Note the adjectives: she didn't say clever. British critics are always going on about Barnes's cleverness, and are apt to consider it a weakness. Listening to Andrew Bendel and Christian Bale, I had wondered if Metroland was going to be dumbed down. In fact, something subtly different has happened: the story has been pared down, and therefore warmed up.

What both films show is that if you strip away some of Barnes's clever stuff, as the cinema has to, you are left with different clever stuff - with emotional intelligence, applied to everyday situations. The reason Bendel has fought for seven years to bring Metroland to the screen is that "it's about something we can all relate to - being rebellious and artistic when you're young, and then ending up at 30-something, married with a kid in suburbia, and a steady job, and yet being quite content. That's a very common experience."

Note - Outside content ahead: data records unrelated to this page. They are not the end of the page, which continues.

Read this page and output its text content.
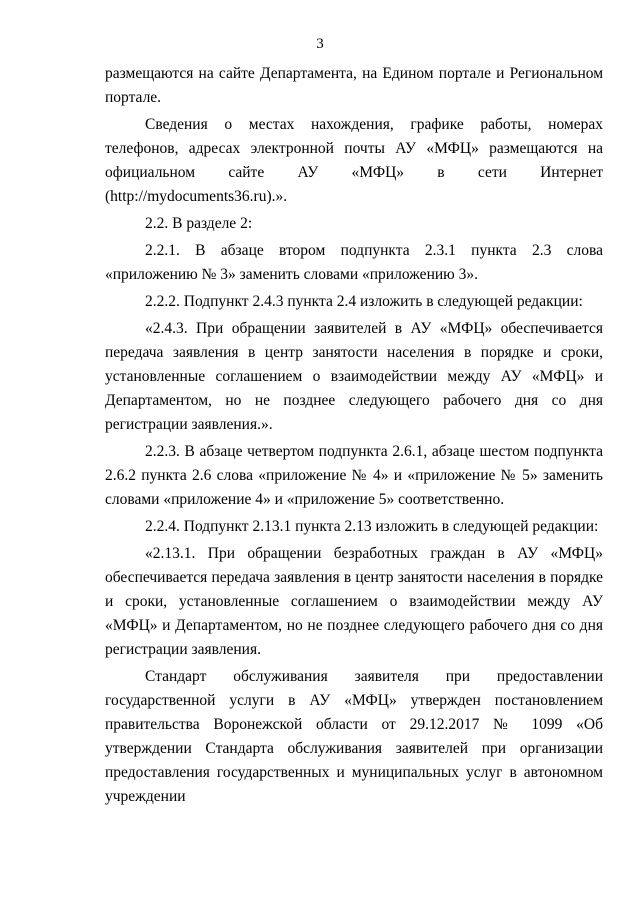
3

размещаются на сайте Департамента, на Едином портале и Региональном портале.

Сведения о местах нахождения, графике работы, номерах телефонов, адресах электронной почты АУ «МФЦ» размещаются на официальном сайте АУ «МФЦ» в сети Интернет (http://mydocuments36.ru).».

2.2. В разделе 2:

2.2.1. В абзаце втором подпункта 2.3.1 пункта 2.3 слова «приложению № 3» заменить словами «приложению 3».

2.2.2. Подпункт 2.4.3 пункта 2.4 изложить в следующей редакции:

«2.4.3. При обращении заявителей в АУ «МФЦ» обеспечивается передача заявления в центр занятости населения в порядке и сроки, установленные соглашением о взаимодействии между АУ «МФЦ» и Департаментом, но не позднее следующего рабочего дня со дня регистрации заявления.».

2.2.3. В абзаце четвертом подпункта 2.6.1, абзаце шестом подпункта 2.6.2 пункта 2.6 слова «приложение № 4» и «приложение № 5» заменить словами «приложение 4» и «приложение 5» соответственно.

2.2.4. Подпункт 2.13.1 пункта 2.13 изложить в следующей редакции:

«2.13.1. При обращении безработных граждан в АУ «МФЦ» обеспечивается передача заявления в центр занятости населения в порядке и сроки, установленные соглашением о взаимодействии между АУ «МФЦ» и Департаментом, но не позднее следующего рабочего дня со дня регистрации заявления.

Стандарт обслуживания заявителя при предоставлении государственной услуги в АУ «МФЦ» утвержден постановлением правительства Воронежской области от 29.12.2017 № 1099 «Об утверждении Стандарта обслуживания заявителей при организации предоставления государственных и муниципальных услуг в автономном учреждении
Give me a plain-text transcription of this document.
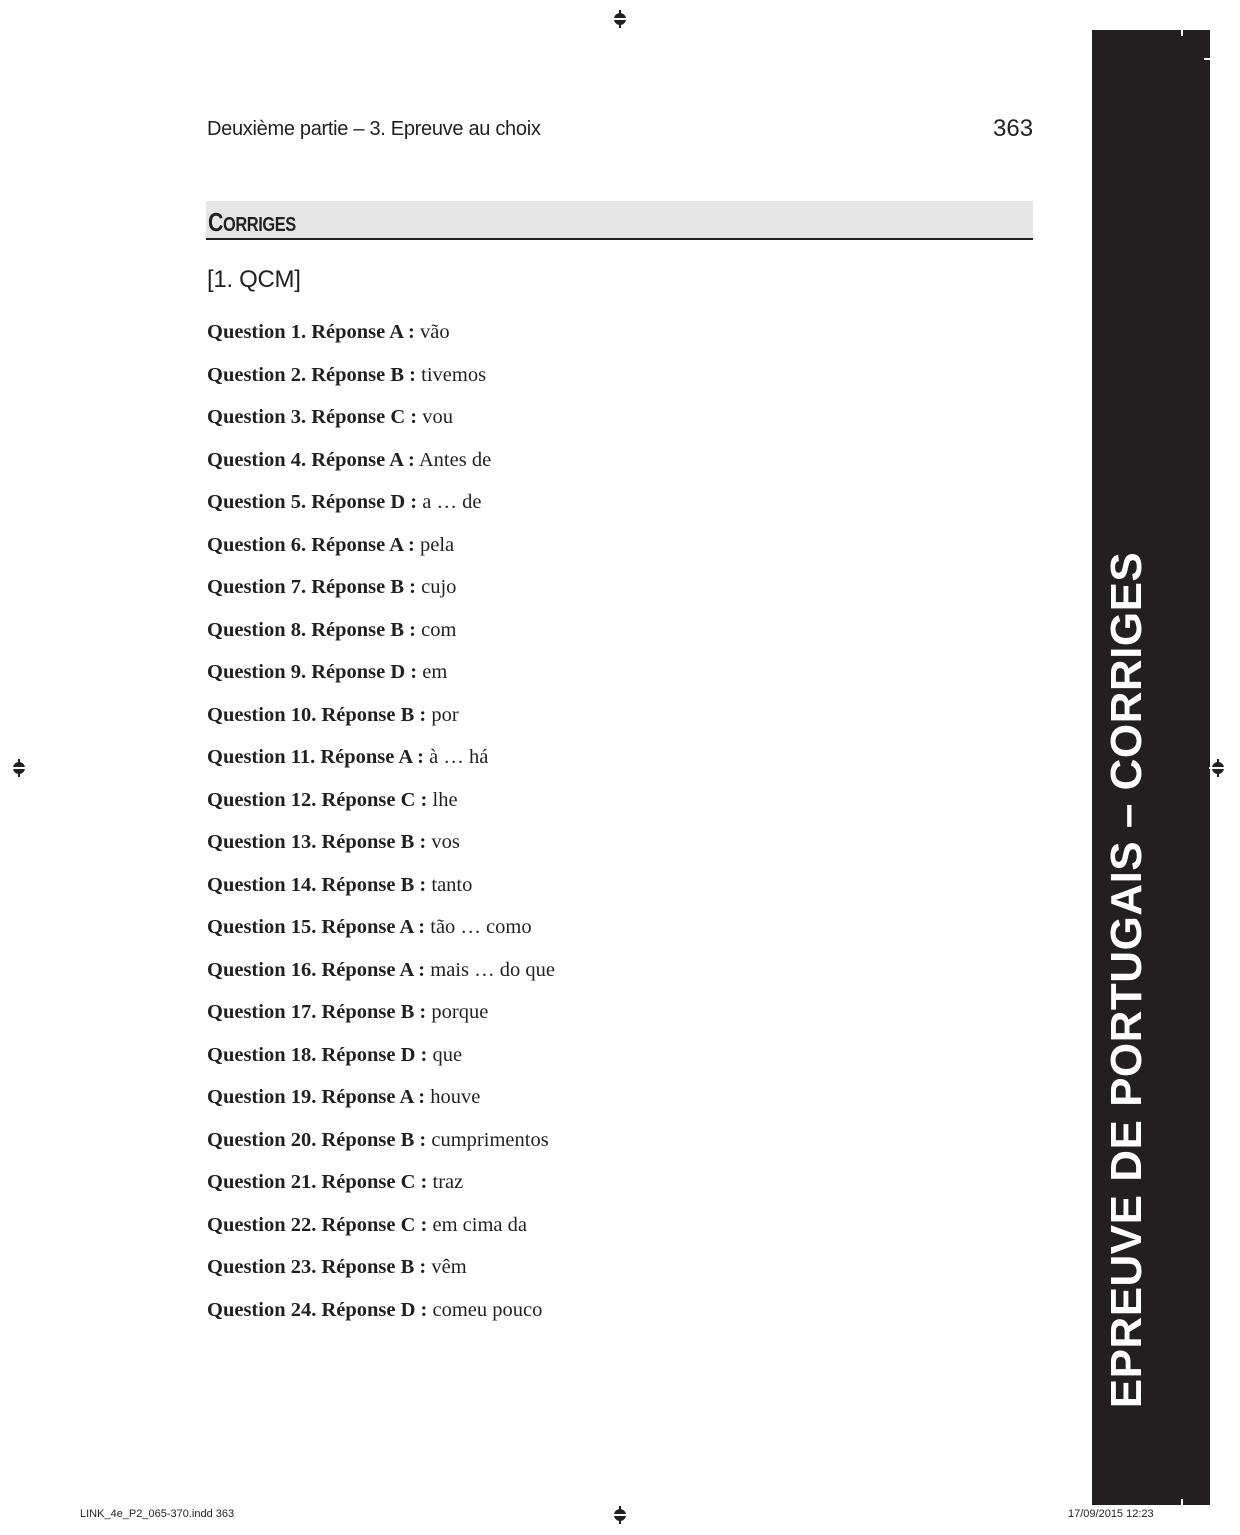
Deuxième partie – 3. Epreuve au choix	363
CORRIGES
[1. QCM]
Question 1. Réponse A : vão
Question 2. Réponse B : tivemos
Question 3. Réponse C : vou
Question 4. Réponse A : Antes de
Question 5. Réponse D : a … de
Question 6. Réponse A : pela
Question 7. Réponse B : cujo
Question 8. Réponse B : com
Question 9. Réponse D : em
Question 10. Réponse B : por
Question 11. Réponse A : à … há
Question 12. Réponse C : lhe
Question 13. Réponse B : vos
Question 14. Réponse B : tanto
Question 15. Réponse A : tão … como
Question 16. Réponse A : mais … do que
Question 17. Réponse B : porque
Question 18. Réponse D : que
Question 19. Réponse A : houve
Question 20. Réponse B : cumprimentos
Question 21. Réponse C : traz
Question 22. Réponse C : em cima da
Question 23. Réponse B : vêm
Question 24. Réponse D : comeu pouco	EPREUVE DE PORTUGAIS – CORRIGES
LINK_4e_P2_065-370.indd 363	17/09/2015 12:23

Christian Bale's Chris, not macho but still very male, articulate without being communicative, emerges as a hero for our time, a middle-class everyman - a Nick Hornby kind of guy. Hornby, of course, was still in tight football shorts when Barnes started winning literary prizes.

I put the point to Barnes. "Aahh," he said, like a very polite wounded animal. "Hm. Why don't you say Nick Hornby's heroes are Metroland heroes?"

"I'm not actually accusing you of being influenced by him."

The celebrated courtesy finally cracks. "Well that's a bloody relief."

'Love Etc' (15) opens Fri. 'Metroland' follows in Sept.